Митар, не сказав ни слова, встал, подошел в шкафу, где хранил съестное, и вернулся с целой кастрюлькой.
— До утра справишься?
Я растерянно кивнул.
— Бери и иди. Для друга мне не жаль, — а у самого голос сочился ядом.
— Не уйду.
— Повеселил, яблоками угостил — я оценил, благодарен. Иди.
— Нет! — я вцепился руками в стол.
— Я ведь не в духе, могу и каверзные вопросы начать задавать, — пригрозил он.
— Задавайте! Все равно не уйду!
— Сидерик, я с тринадцати сезонов не лью слез. Так что катись. Жить буду.
— Не-а, — упрямо качнул головой.
— Тогда спишь на стуле.
— А в кресле можно?
— Не зли меня, лопоухий! Иначе сам оттаскаю для проформы!
— На стуле, так на стуле, — вздохнул. Еще неизвестно, кто первым сдастся. Видно же, что у него самого сна ни в одном глазу.
Положа голову на руки, долго смотрел, как Митар перебирает бумаги, неторопливо отхлебывает вино и корчит из себя свирепого мужлана.
— Катись, а? — не отрываясь от работы, пробормотал он.
— Не-а.
И мы снова замолчали.
— А можно спросить? — через некоторое время осмелел я. — Как вас зовут?
— Магистр Митар.
— Сразу родились магистром инквизиции?
Он прищурился и язвительно бросил:
— Выставлю за дверь! — но уже давно смирился с моим присутствием, поэтому я не отставал:
— Ну, как?
— Айтен. Умолкни — мешаешь.
В густой темноте яркий свет магической лампы озарял рослую мужскую фигуру. Внимательно рассматривая его, примерял имя.
«Айтен Митар. Митар Айтен… Не звучит. Имя «легкое» — сам большой. И челюсть тяжеловатая, и кулаки…

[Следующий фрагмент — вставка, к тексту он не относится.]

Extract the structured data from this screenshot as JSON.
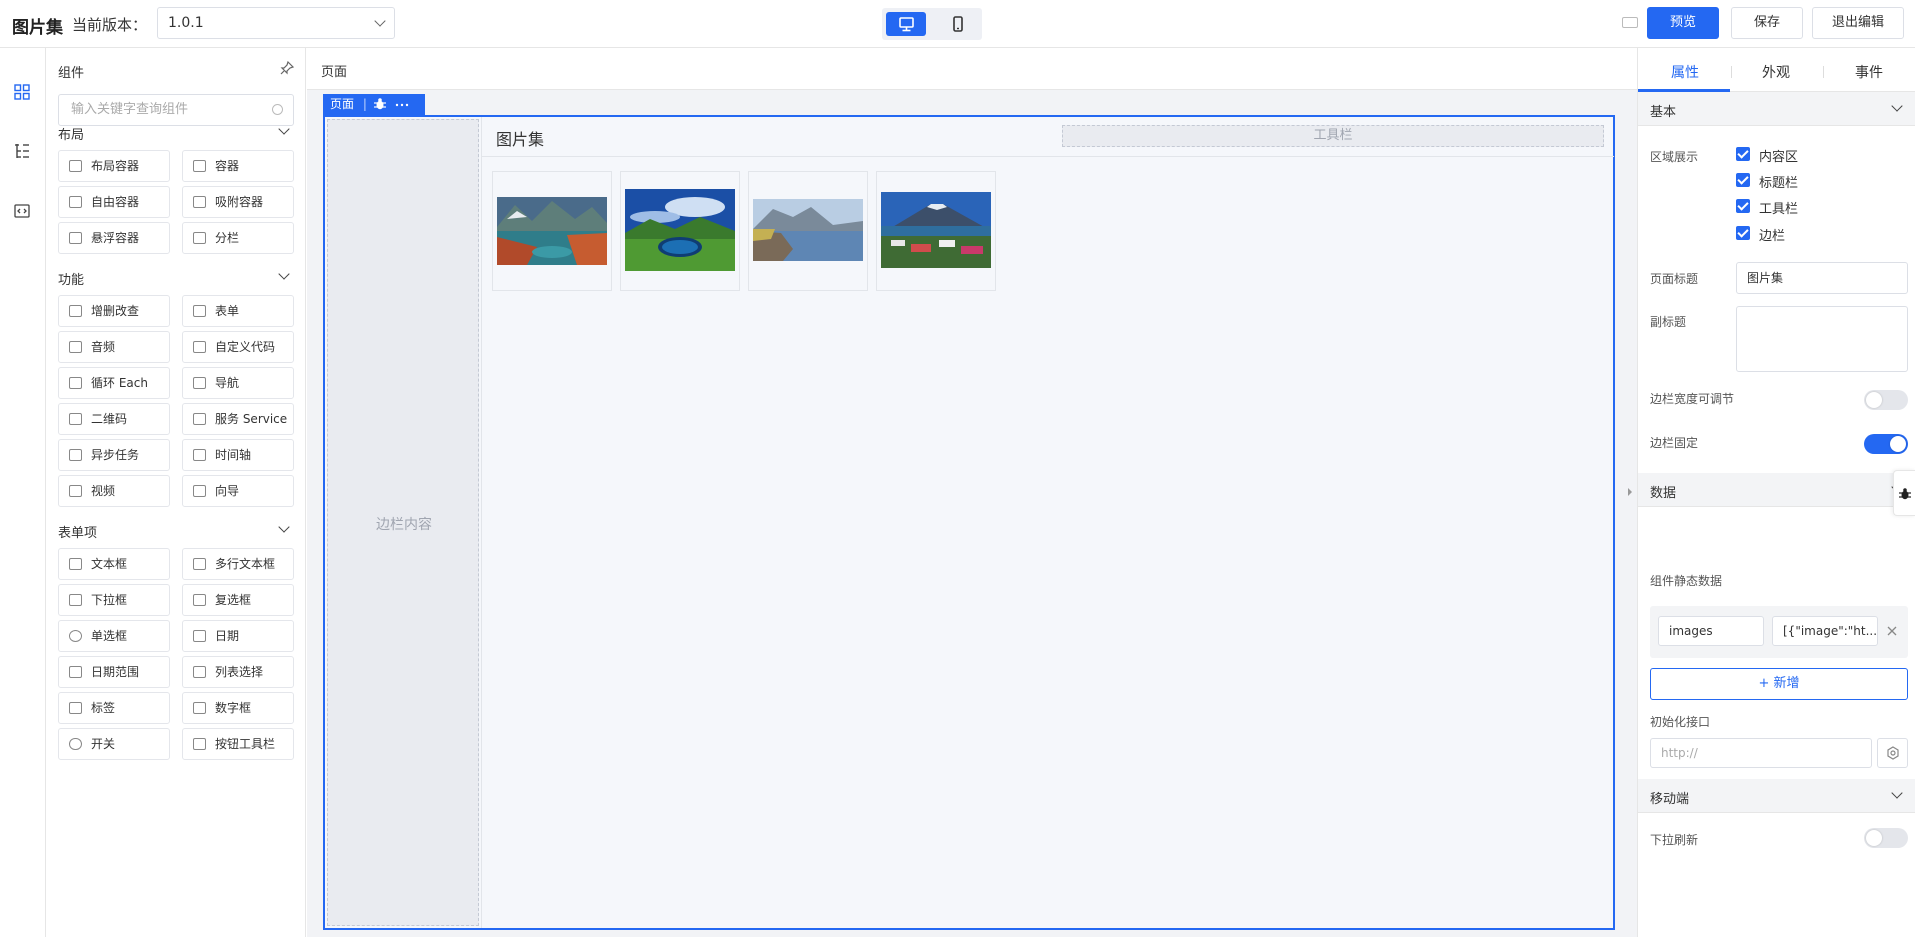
{
  "header": {
    "app_title": "图片集",
    "version_label": "当前版本：",
    "version_value": "1.0.1",
    "device_icons": [
      "desktop-icon",
      "mobile-icon"
    ],
    "preview_label": "预览",
    "save_label": "保存",
    "exit_label": "退出编辑",
    "accent_color": "#2468f2"
  },
  "left_rail": {
    "icons": [
      "components-icon",
      "outline-tree-icon",
      "code-icon"
    ]
  },
  "component_panel": {
    "title": "组件",
    "search_placeholder": "输入关键字查询组件",
    "groups": [
      {
        "title": "布局",
        "items": [
          "布局容器",
          "容器",
          "自由容器",
          "吸附容器",
          "悬浮容器",
          "分栏"
        ]
      },
      {
        "title": "功能",
        "items": [
          "增删改查",
          "表单",
          "音频",
          "自定义代码",
          "循环 Each",
          "导航",
          "二维码",
          "服务 Service",
          "异步任务",
          "时间轴",
          "视频",
          "向导"
        ]
      },
      {
        "title": "表单项",
        "items": [
          "文本框",
          "多行文本框",
          "下拉框",
          "复选框",
          "单选框",
          "日期",
          "日期范围",
          "列表选择",
          "标签",
          "数字框",
          "开关",
          "按钮工具栏"
        ]
      }
    ]
  },
  "canvas": {
    "breadcrumb": "页面",
    "page_tag": "页面",
    "aside_text": "边栏内容",
    "page_title": "图片集",
    "toolbar_text": "工具栏",
    "images": [
      "lake-mountain-photo",
      "crater-lake-photo",
      "mountain-shore-photo",
      "volcano-town-photo"
    ]
  },
  "properties": {
    "tabs": [
      "属性",
      "外观",
      "事件"
    ],
    "active_tab": "属性",
    "basic": {
      "title": "基本",
      "region_label": "区域展示",
      "regions": [
        {
          "label": "内容区",
          "checked": true
        },
        {
          "label": "标题栏",
          "checked": true
        },
        {
          "label": "工具栏",
          "checked": true
        },
        {
          "label": "边栏",
          "checked": true
        }
      ],
      "page_title_label": "页面标题",
      "page_title_value": "图片集",
      "subtitle_label": "副标题",
      "subtitle_value": "",
      "aside_resizable_label": "边栏宽度可调节",
      "aside_resizable_on": false,
      "aside_fixed_label": "边栏固定",
      "aside_fixed_on": true
    },
    "data": {
      "title": "数据",
      "static_label": "组件静态数据",
      "key": "images",
      "value": "[{\"image\":\"ht...",
      "add_label": "新增",
      "init_api_label": "初始化接口",
      "init_api_placeholder": "http://"
    },
    "mobile": {
      "title": "移动端",
      "pull_refresh_label": "下拉刷新",
      "pull_refresh_on": false
    }
  }
}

Но ему идет. И шрам нисколечко не портит. Зря переживает…»
— Ну, что еще?
— Ничего, — наглеть я не собирался.
— Не лги.
Вздохнув, ответил:
— Зря переживаете. Он вас совсем не портит. И, вообще, глупо по внешности судить человека… — Митар вздрогнул, и я спрятал нос в кольце рук, заменявших подушку. — Простите, я не должен лезть не в свое дело, но… — затих под долгим, пронзительным взглядом, от которого готов был сползти под стол или вновь забиться под кровать.